For RANSAC, I use 5000 iterations, and in each iteration, I select 4 points from one image and take the corresponding points from the other image. I compute a Homography and use this Homography to tranform all the points in the first image and see the number transformed points that are close to the corresponding points in the second image within a certain threshold distance. I used a distance of 1 for my threshold. I call these points inliers, and I keep track of the highest number of inliers throughout the 5000 iterations. Then, I take the highest number of inlying points after the iterations have run and calculate a final Homography matrix between these inliers and their corresponding points in the second image.

Results: Automatic Stitching vs Manual Stitching for Mosaics

With these homographies from RANSAC, I can automatically stitch together mosaics that I had previously manually stitched together.

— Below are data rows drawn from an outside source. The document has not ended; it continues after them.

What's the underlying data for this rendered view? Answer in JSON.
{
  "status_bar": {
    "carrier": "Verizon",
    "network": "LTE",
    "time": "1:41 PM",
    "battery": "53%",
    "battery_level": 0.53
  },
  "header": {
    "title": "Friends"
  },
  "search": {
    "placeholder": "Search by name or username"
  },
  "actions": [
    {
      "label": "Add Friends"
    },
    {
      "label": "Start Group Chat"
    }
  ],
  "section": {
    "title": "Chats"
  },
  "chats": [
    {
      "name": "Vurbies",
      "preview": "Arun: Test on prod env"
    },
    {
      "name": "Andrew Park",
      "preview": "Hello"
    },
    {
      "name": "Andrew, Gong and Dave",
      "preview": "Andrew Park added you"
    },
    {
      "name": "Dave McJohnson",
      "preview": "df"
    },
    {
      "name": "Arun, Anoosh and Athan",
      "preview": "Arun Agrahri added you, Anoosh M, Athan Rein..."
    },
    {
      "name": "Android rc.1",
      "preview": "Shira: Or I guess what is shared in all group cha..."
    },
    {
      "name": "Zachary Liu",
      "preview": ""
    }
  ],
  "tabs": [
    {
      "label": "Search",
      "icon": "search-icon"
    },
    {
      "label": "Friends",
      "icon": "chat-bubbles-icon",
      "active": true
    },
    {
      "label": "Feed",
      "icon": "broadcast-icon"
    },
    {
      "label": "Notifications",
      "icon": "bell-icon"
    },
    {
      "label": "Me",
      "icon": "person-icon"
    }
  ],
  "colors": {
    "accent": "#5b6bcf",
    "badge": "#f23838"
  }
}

I show the results of manual vs automatic stitching below for all three of my mosaics. The automatically stitched mosaics seem to be blended together more smoothly.

Wall Mosaic Manually Stitched

Wall Mosaic Automatically Stitched

Intersection Mosaic Manually Stitched

Intersection Mosaic Automatically Stitched

Lobby Mosaic Manually Stitched

Lobby Mosaic Automatically Stitched

What I've Learned

From this part of the project, I learned that you can use feature descriptors to try and match points in two images. It is cool that you can use properties in images that would be invariant to transformation in order to connect similar images together automatically.